In review: Tosca at ENOReview
Catherine Malfitano’s production of Tosca has returned for its second revival at English National Opera (this time directed by Donna Stirrup), and with it come three stellar singers in the leading roles. Keri Alkema makes her ENO debut as an endearing, kind, even funny Floria Tosca, and she sings with a rich, womanly sound that seems made for the role. Gwyn Hughes Jones is a clear and cutting Mario Cavaradossi, full of strength and heart, and even some Italian suave-ness (impressive for a Welsh tenor singing in English) that speaks to the couple’s true chemistry.
It was Craig Colclough’s thrilling Scarpia that seemed to steal the show. His voice was alive with the Baron’s shifting moods and tactics, and he impressed with his mix of dangerously soft singing, and enormous, hall-filling booms. Since we first heard him as Kurwenal in ENO’s Tristan and Isolde, Colclough’s voice has been endlessly interesting; as Scarpia, he has the snarling cut in his sound which soars over the crowd in the Te Deum, and places him clearly in the villain camp.
The bleak production by Malfitano, designed by Frank Philip Schlössmann and lit by David Martin Jacques, trades luxurious spaces for dark, secretive ones. There was an organic quality to the aesthetic, which was full of neutral colours that highlight Gideon Davey’s costumes: Scarpia’s rich, purple overcoat, Tosca’s feminine-yet-demure skirts, and the splashes of red blood on Cavaradossi’s face.
The muted colours seemed unfortunately mirrored in the action onstage; there was tepid tension in the infamous scene of violence in Act II, and little heat between Mario and Floria, even at the highest of stakes in Act III. Given Malfitano’s own experience with the story of Tosca, it was surprising to see such little use of Puccini’s music. At times, the singers seemed confined, as though their physical instincts went against Malfitano’s staging.
As the show continued, it became more clear that the issue lay largely in the text of this Tosca. The English translation by Edmund Tracey was certainly hokey at times, yet it’s doubtful that any singable English version of the libretto would be able to avoid strange moments like, “Here is the door key.” Despite the fact that Malfitano’s Tosca premiered at ENO (in English) in 2010, it was clear that she staged the Italian libretto (that she knew well), and that not enough work had been done to fit this English translation into her choices.
Performing Tosca in English is about on par with performing Peter Grimes in Italian, when you think about it.
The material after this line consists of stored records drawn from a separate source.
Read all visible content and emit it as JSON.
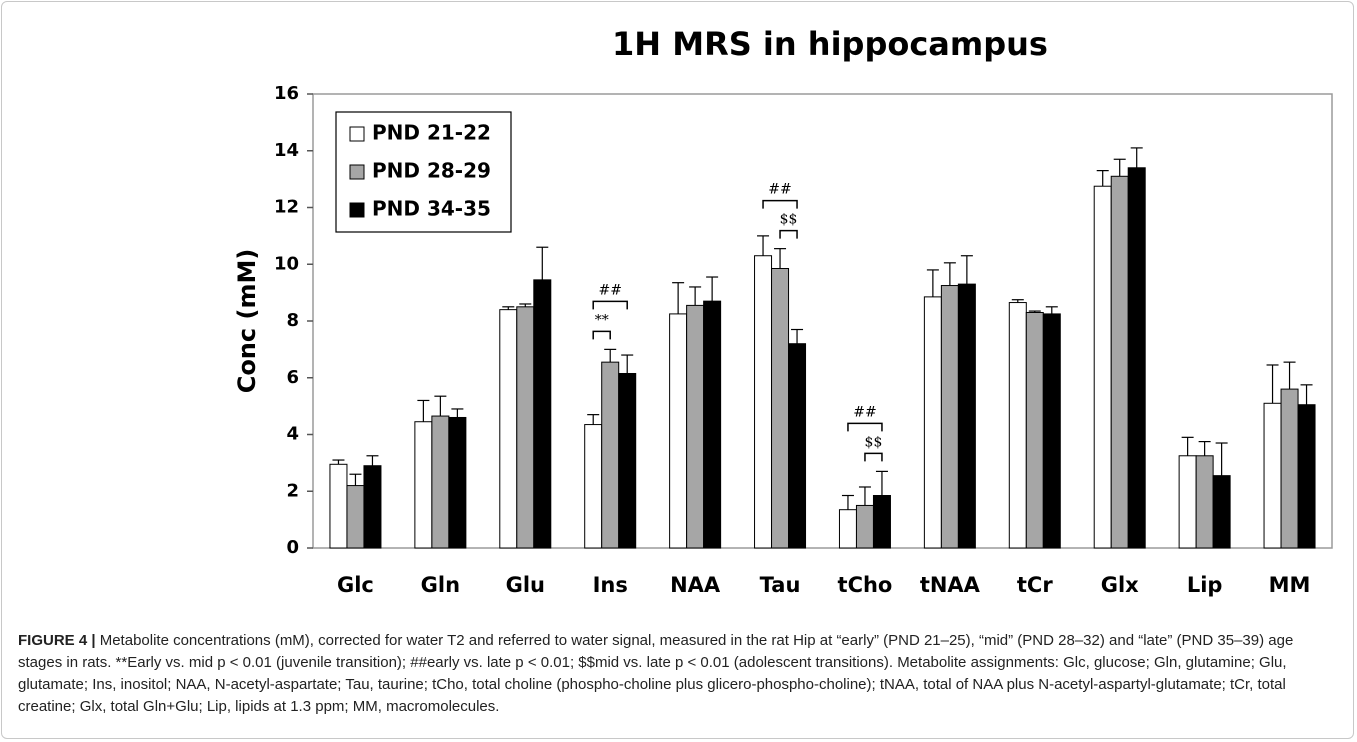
{
  "chart_data": {
    "type": "bar",
    "title": "1H MRS in hippocampus",
    "y_label": "Conc (mM)",
    "categories": [
      "Glc",
      "Gln",
      "Glu",
      "Ins",
      "NAA",
      "Tau",
      "tCho",
      "tNAA",
      "tCr",
      "Glx",
      "Lip",
      "MM"
    ],
    "series": [
      {
        "name": "PND 21-22",
        "color": "#ffffff",
        "values": [
          2.95,
          4.45,
          8.4,
          4.35,
          8.25,
          10.3,
          1.35,
          8.85,
          8.65,
          12.75,
          3.25,
          5.1
        ],
        "errors": [
          0.15,
          0.75,
          0.1,
          0.35,
          1.1,
          0.7,
          0.5,
          0.95,
          0.1,
          0.55,
          0.65,
          1.35
        ]
      },
      {
        "name": "PND 28-29",
        "color": "#a6a6a6",
        "values": [
          2.2,
          4.65,
          8.5,
          6.55,
          8.55,
          9.85,
          1.5,
          9.25,
          8.3,
          13.1,
          3.25,
          5.6
        ],
        "errors": [
          0.4,
          0.7,
          0.1,
          0.45,
          0.65,
          0.7,
          0.65,
          0.8,
          0.05,
          0.6,
          0.5,
          0.95
        ]
      },
      {
        "name": "PND 34-35",
        "color": "#000000",
        "values": [
          2.9,
          4.6,
          9.45,
          6.15,
          8.7,
          7.2,
          1.85,
          9.3,
          8.25,
          13.4,
          2.55,
          5.05
        ],
        "errors": [
          0.35,
          0.3,
          1.15,
          0.65,
          0.85,
          0.5,
          0.85,
          1.0,
          0.25,
          0.7,
          1.15,
          0.7
        ]
      }
    ],
    "annotations": [
      {
        "text": "**",
        "category": "Ins",
        "series": [
          "PND 21-22",
          "PND 28-29"
        ]
      },
      {
        "text": "##",
        "category": "Ins",
        "series": [
          "PND 21-22",
          "PND 34-35"
        ]
      },
      {
        "text": "$$",
        "category": "Tau",
        "series": [
          "PND 28-29",
          "PND 34-35"
        ]
      },
      {
        "text": "##",
        "category": "Tau",
        "series": [
          "PND 21-22",
          "PND 34-35"
        ]
      },
      {
        "text": "$$",
        "category": "tCho",
        "series": [
          "PND 28-29",
          "PND 34-35"
        ]
      },
      {
        "text": "##",
        "category": "tCho",
        "series": [
          "PND 21-22",
          "PND 34-35"
        ]
      }
    ],
    "ylim": [
      0,
      16
    ],
    "yticks": [
      0,
      2,
      4,
      6,
      8,
      10,
      12,
      14,
      16
    ],
    "legend": "upper left"
  },
  "caption": {
    "label": "FIGURE 4 |",
    "text": "Metabolite concentrations (mM), corrected for water T2 and referred to water signal, measured in the rat Hip at “early” (PND 21–25), “mid” (PND 28–32) and “late” (PND 35–39) age stages in rats. **Early vs. mid p < 0.01 (juvenile transition); ##early vs. late p < 0.01; $$mid vs. late p < 0.01 (adolescent transitions). Metabolite assignments: Glc, glucose; Gln, glutamine; Glu, glutamate; Ins, inositol; NAA, N-acetyl-aspartate; Tau, taurine; tCho, total choline (phospho-choline plus glicero-phospho-choline); tNAA, total of NAA plus N-acetyl-aspartyl-glutamate; tCr, total creatine; Glx, total Gln+Glu; Lip, lipids at 1.3 ppm; MM, macromolecules."
  }
}
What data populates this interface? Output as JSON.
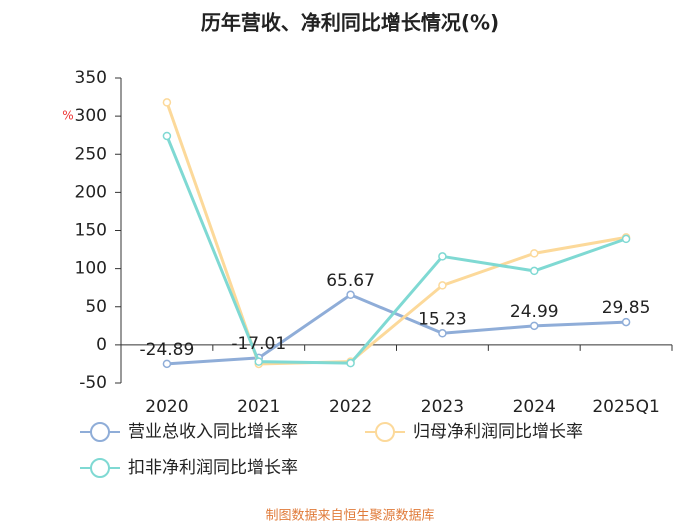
{
  "chart_data": {
    "type": "line",
    "title": "历年营收、净利同比增长情况(%)",
    "y_unit": "%",
    "categories": [
      "2020",
      "2021",
      "2022",
      "2023",
      "2024",
      "2025Q1"
    ],
    "series": [
      {
        "name": "营业总收入同比增长率",
        "color": "#8fadd8",
        "values": [
          -24.89,
          -17.01,
          65.67,
          15.23,
          24.99,
          29.85
        ],
        "show_labels": true
      },
      {
        "name": "归母净利润同比增长率",
        "color": "#fcd99a",
        "values": [
          318,
          -25,
          -22,
          78,
          120,
          141
        ]
      },
      {
        "name": "扣非净利润同比增长率",
        "color": "#7fd9d3",
        "values": [
          274,
          -22,
          -24,
          116,
          97,
          139
        ]
      }
    ],
    "ylim": [
      -50,
      350
    ],
    "yticks": [
      -50,
      0,
      50,
      100,
      150,
      200,
      250,
      300,
      350
    ],
    "grid": false,
    "source": "制图数据来自恒生聚源数据库"
  }
}
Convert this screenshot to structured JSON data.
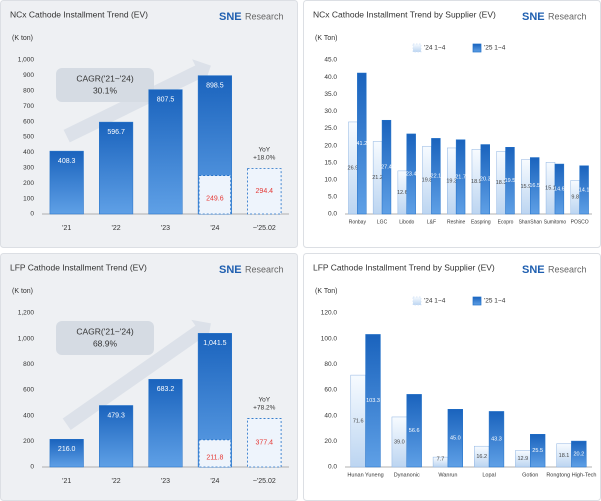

Like with all great operas, Puccini’s music leaps from the ebbs and flows of the text; simply put, if the libretto had been different, there would be different tunes for us to hum post-show.
Of course, it’s not a shock or a novelty that an ENO production is sung in English, yet it was disappointing to have to rely so heavily on the surtitles. We craved tons more clarity of text from the singers (with the notable exception of Colclough), especially when the translation meant that words fell in strange beat patterns.
It’s something that we noticed in ENO’s Madam Butterfly from last season. To demand that English Puccini be totally intelligible is a big ask for singers; this cast is full of pros, and perhaps we heard as much clear English as we were going to get, before the singers would have to sacrifice quality of sound. The question arises, then: what’s the point of putting up opera in English if audiences still have to read the surtitles?
Linguistic griping aside, this Tosca is musically satisfying, led deftly by Italian verismo specialist Oleg Caetani. It’s worth hearing the combination of Alkema, Hughes Jones, and Colclough, no doubt.